Thursday, April 14, 2016

Some days are just hard.

I guess I'm feeling a little blue today.  I have so much to be grateful for, but when I see people I care for suffer, it brings me down.  I have spent the past two days checking on friends and waiting for my Grandsons surgery to be over at the hospital.  As I walked down the halls, I was passing people who's lives have been disrupted by illness or injury.  Life stops for those who enter the hospital, it's hard to imagine the world goes on as you lay there in bed wondering if this will be your last day on earth.  I'm grateful for the opportunity to tell one of my dear friends how much I love her.  At the same time, my heart ached as I left her room wondering if it would be our last encounter here on earth.

My quilting friends life abruptly changed a few months ago, by one fall.  She was scurrying out the door to make it to church on time, when she caught her shoe on a crack in the cement.  Down she went with nothing to break her fall, but her forehead.  She slammed her head on the corner of the concrete step, whipping her head back in a violent snap.  There she lay, not being able to move.  "This is it", she thought, before calling out for help.  Luckily her Grandson was at her home, because her deaf husband wouldn't have been able to answer her desperate call for help.  "Call 911", she told him, "I'm paralyzed!"  By the time the ambulance got there, she was able to wiggle her toes and her left fingers.  She was diagnosed as suffering a zinger, similar to an injury bull riders often get, being jerked back and forth on a raging bull.  Needless to say, she has spent several weeks in rehab, and is in a confining neck brace.  Gradually, her mobility is returning, but it has been a slow process.  She was readmitted into the hospital yesterday, with a blood clot in her lung.  I was devastated by this news!  She has perfect health, yet a fall can disrupt her life like this.  I immediately fell to my knees to pray for her.  She certainly was blessed with a home health nurse, that was not going to ignore the signs she was showing.  They were able to put her on blood thinner, and she should be able to go home tomorrow.  Of course, she is still in the throws of physical therapy, still working on regaining her fine motor skills and being able to keep her balance.  I hate wake up calls, literally, but this was one for me.
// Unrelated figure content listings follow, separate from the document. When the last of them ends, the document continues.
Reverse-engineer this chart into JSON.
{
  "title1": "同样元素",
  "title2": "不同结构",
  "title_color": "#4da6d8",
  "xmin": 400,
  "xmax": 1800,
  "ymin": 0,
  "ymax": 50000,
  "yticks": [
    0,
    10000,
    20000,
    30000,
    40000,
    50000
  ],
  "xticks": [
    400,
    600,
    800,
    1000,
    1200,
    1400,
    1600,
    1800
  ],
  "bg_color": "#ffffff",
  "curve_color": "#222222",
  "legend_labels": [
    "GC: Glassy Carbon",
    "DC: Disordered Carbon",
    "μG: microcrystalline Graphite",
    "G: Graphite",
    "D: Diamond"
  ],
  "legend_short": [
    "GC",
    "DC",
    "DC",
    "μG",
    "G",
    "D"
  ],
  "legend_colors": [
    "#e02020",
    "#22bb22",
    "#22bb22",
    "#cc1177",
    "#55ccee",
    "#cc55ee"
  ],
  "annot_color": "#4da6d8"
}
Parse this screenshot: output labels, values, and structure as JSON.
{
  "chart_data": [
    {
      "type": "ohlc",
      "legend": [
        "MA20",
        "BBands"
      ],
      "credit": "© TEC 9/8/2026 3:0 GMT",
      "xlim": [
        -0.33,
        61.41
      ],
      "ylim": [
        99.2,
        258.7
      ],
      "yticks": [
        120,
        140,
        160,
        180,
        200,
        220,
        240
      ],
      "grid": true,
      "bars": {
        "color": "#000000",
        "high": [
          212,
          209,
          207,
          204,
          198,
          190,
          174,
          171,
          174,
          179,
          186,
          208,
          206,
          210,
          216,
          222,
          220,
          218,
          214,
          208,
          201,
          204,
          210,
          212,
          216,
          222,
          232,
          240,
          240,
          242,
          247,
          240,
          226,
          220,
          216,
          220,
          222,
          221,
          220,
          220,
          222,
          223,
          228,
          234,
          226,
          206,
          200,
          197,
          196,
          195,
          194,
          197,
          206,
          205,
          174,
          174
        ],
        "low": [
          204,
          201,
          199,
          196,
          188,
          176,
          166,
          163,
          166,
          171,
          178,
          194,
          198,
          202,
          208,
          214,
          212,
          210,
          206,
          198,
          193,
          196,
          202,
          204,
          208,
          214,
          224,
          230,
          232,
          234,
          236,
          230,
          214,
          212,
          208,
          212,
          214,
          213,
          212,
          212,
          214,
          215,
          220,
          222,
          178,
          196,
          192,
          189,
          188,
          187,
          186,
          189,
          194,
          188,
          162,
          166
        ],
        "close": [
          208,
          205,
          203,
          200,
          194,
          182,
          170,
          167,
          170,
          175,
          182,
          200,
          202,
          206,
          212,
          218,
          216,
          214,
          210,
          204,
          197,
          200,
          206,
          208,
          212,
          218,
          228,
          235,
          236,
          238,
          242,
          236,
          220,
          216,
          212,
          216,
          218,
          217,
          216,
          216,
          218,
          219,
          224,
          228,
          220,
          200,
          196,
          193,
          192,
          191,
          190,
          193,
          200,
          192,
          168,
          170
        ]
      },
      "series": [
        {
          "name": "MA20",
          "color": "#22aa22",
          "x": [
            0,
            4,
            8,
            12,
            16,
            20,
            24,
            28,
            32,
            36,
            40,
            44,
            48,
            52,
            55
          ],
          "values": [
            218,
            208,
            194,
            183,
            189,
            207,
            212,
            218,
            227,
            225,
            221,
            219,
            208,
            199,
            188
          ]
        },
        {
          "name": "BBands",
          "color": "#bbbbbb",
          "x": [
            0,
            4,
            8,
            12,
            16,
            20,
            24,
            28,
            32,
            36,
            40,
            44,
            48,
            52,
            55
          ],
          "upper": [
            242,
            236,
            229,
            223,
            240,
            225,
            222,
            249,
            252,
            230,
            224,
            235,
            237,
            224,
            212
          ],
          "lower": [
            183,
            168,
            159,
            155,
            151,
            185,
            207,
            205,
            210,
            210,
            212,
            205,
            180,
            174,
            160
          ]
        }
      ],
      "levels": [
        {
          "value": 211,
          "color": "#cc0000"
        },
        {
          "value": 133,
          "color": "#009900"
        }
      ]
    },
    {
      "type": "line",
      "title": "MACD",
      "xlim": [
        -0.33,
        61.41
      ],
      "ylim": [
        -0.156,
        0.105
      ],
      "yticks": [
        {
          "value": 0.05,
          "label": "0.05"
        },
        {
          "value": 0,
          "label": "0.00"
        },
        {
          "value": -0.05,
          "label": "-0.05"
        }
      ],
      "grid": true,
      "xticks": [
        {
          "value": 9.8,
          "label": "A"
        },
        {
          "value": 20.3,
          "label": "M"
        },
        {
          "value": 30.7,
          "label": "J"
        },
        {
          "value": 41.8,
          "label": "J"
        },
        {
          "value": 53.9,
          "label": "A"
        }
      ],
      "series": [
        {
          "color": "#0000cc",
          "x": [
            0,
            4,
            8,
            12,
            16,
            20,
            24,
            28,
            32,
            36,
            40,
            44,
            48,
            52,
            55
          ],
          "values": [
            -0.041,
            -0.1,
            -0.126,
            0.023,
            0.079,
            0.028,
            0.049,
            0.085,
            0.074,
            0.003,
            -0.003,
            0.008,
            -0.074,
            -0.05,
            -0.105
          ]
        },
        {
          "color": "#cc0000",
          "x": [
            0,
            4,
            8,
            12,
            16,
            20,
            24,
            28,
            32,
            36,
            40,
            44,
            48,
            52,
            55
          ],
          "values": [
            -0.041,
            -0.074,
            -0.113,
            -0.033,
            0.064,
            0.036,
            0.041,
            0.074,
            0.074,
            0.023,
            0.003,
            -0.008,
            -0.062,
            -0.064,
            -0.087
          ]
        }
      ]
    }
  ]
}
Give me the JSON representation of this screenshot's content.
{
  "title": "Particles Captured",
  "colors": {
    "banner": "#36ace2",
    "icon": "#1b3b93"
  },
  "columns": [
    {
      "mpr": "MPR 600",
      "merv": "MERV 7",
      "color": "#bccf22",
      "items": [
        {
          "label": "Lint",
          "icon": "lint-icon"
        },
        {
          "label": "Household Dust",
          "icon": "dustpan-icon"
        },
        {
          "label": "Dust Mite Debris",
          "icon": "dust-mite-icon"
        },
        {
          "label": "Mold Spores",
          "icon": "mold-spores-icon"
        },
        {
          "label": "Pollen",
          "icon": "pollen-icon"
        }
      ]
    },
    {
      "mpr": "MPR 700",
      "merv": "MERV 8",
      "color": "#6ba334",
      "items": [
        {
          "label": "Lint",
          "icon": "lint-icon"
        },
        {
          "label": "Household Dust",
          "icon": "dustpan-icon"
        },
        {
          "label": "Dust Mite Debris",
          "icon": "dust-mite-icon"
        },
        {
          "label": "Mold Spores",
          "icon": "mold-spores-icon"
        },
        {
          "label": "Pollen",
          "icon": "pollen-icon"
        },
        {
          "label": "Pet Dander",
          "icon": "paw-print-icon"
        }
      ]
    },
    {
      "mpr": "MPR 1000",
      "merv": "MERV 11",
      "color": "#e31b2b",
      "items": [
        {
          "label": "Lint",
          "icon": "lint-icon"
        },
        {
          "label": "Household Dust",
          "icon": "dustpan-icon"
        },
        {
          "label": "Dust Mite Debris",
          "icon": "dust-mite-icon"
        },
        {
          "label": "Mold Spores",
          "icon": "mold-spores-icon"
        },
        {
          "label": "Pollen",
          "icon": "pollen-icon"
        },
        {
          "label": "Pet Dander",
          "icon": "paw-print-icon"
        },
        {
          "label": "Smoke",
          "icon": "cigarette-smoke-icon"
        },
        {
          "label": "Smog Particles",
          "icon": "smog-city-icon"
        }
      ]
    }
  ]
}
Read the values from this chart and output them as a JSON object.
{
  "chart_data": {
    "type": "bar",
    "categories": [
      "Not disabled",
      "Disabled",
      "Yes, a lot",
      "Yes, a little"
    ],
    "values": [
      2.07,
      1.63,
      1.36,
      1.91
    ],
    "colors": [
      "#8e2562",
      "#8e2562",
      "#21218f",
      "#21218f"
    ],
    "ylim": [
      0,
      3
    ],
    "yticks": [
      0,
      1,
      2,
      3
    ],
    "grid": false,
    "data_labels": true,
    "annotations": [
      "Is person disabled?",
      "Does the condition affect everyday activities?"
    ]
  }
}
I appreciated all the help that was offered on helping Linda get her garage cleaned out.  But this too, was difficult for me.  I have loved and adored the Stout family.  Seeing Linda struggling to take care of her home and the affairs of her family on her own is hard for me.  Lynn served as our home teacher for years.  He has been such a hard worker.  If we had a ward party, he was there to help do anything he could to help.  He was my angel to lift heavy things, set up tables or whatever I needed help with.  I will always think of the Ward Pine Valley Party as Lynn Stouts.  He would be up there before anyone, setting up, warming coals and preparing to make it easier for everyone.  Linda would always slave over a huge pan of baked beans that everyone looked forward to having.  Now I think of Lynn at the VA House in Ivins, and it breaks my heart.  He served diligently for the United States in Vietnam, and is now paying the price of being exposed to agent orange.

I guess I shouldn't feel blue, I should feel blessed to have known the many people who have touched my life.  If you don't know it, I cherish my friendship with every person in our ward.  We have connections in different ways, but my love for each of you is real.

Thank you for being my friend and my strength!